A Justiça Federal em Alagoas determinou que o Governo do Estado suspenda, pelo prazo de 90 dias, a realização de novas remoções ex officio de policiais e bombeiros militares que possam servir de fundamento para pedidos de transferência acadêmica ao curso de Medicina da Universidade Federal de Alagoas (UFAL), no Campus Arapiraca.
A decisão foi proferida nesta quinta-feira (30) durante audiência de conciliação realizada na 8ª Vara Federal em Alagoas, no âmbito de uma ação civil pública ajuizada pelo Ministério Público Federal (MPF). Além da suspensão temporária, a Justiça estabeleceu que as partes envolvidas terão 30 dias para apresentar uma proposta de solução consensual para o caso.
O processo foi movido pelo procurador regional dos Direitos do Cidadão, Bruno Lamenha, que questiona o uso de remoções administrativas de militares estaduais para possibilitar transferências compulsórias de estudantes matriculados em instituições particulares para o curso de Medicina da UFAL.
MPF aponta possível desvio de finalidade
Segundo o Ministério Público Federal, o mecanismo previsto na legislação para garantir a continuidade dos estudos de servidores públicos removidos por interesse da administração estaria sendo utilizado de forma que extrapola sua finalidade original.
Na ação, o MPF sustenta que sucessivas remoções de militares passaram a gerar pedidos automáticos de transferência para a universidade pública, beneficiando também dependentes e familiares dos servidores. Na avaliação do órgão, essa prática pode comprometer o princípio da igualdade de acesso ao ensino superior público e provocar impactos diretos na estrutura acadêmica da instituição.
UFAL relata superlotação no curso
Informações apresentadas pela UFAL durante o processo apontam que o curso de Medicina do Campus Arapiraca foi estruturado para receber 30 estudantes por turma. Entretanto, em razão das transferências concedidas nos últimos anos, algumas turmas passaram a contar com até 40 alunos.
De acordo com a universidade, o aumento do número de estudantes tem provocado dificuldades relacionadas à infraestrutura, disponibilidade de laboratórios, campos de estágio, atividades práticas, acompanhamento pedagógico e capacidade de atendimento do corpo docente.
Como a formação médica depende de aulas práticas em hospitais, unidades de saúde e ambulatórios, o excesso de alunos pode comprometer tanto a qualidade do ensino quanto o processo de aprendizagem.
Medida também alcança familiares
A decisão judicial também determina que a suspensão se estenda aos dependentes e familiares dos militares estaduais. O objetivo é impedir o chamado “efeito cascata”, situação em que uma única remoção funcional resultava em diversos pedidos de transferência acadêmica para integrantes da mesma família.
Segundo o juiz responsável pelo caso, a medida tem caráter preventivo e busca preservar o equilíbrio entre o direito dos servidores e o funcionamento adequado da universidade enquanto o mérito da ação é analisado.
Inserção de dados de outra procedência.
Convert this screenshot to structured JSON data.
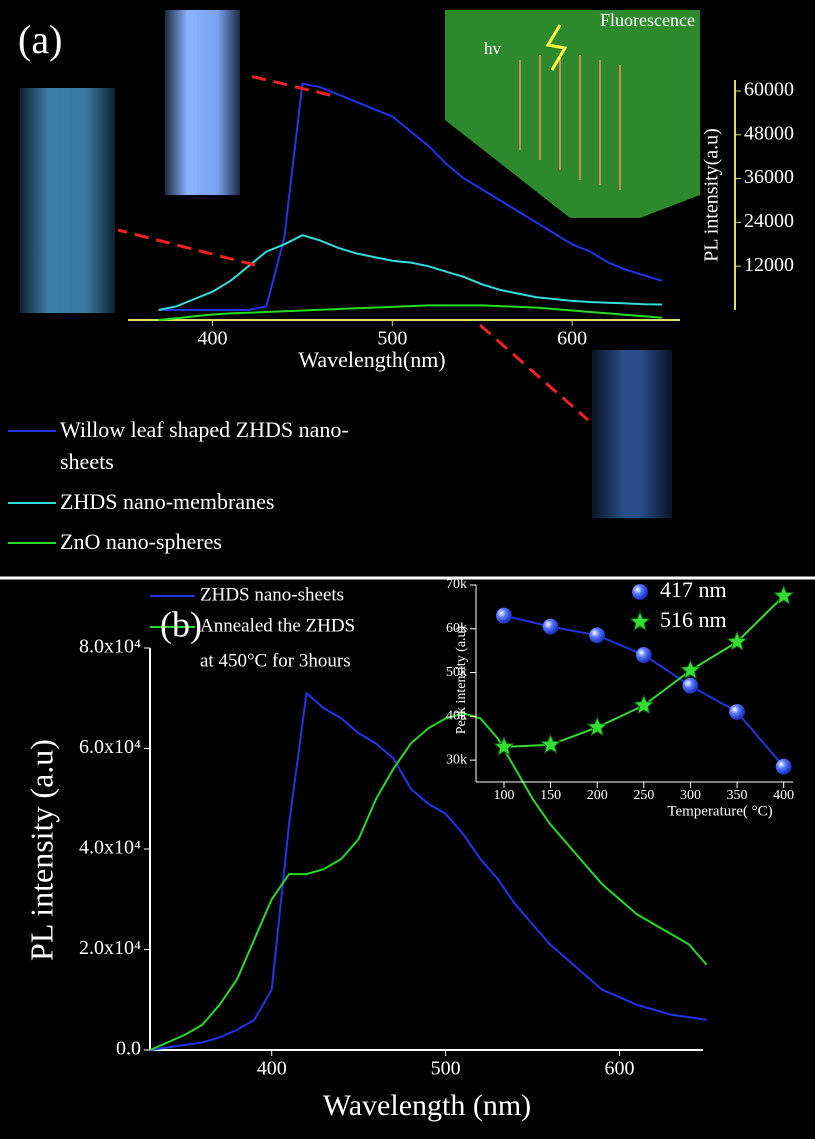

Casos urgentes ficam de fora da restrição
A liminar estabelece algumas exceções. Remoções motivadas por necessidade operacional urgente e devidamente justificada pelas corporações militares poderão continuar ocorrendo. Além disso, a decisão não interfere em remoções já publicadas nem em determinações judiciais individuais concedidas anteriormente.
Debate envolve direitos e interesse público
Em manifestação durante o processo, o procurador Bruno Lamenha ressaltou que a ação não pretende impedir remoções legítimas de servidores nem retirar direitos previstos em lei.
Segundo ele, o objetivo é garantir que os atos administrativos sejam praticados em conformidade com o interesse público, preservando a igualdade de acesso às universidades federais e assegurando condições adequadas para a formação dos futuros profissionais da saúde.
A discussão sobre as transferências de estudantes para cursos de Medicina em universidades federais já foi alvo de decisões em diferentes estados brasileiros, especialmente em casos envolvendo remoções de servidores públicos. O tema envolve o equilíbrio entre o direito à continuidade dos estudos, previsto na legislação federal, e a necessidade de preservar a capacidade acadêmica das instituições de ensino superior, evitando impactos na qualidade da formação oferecida aos estudantes.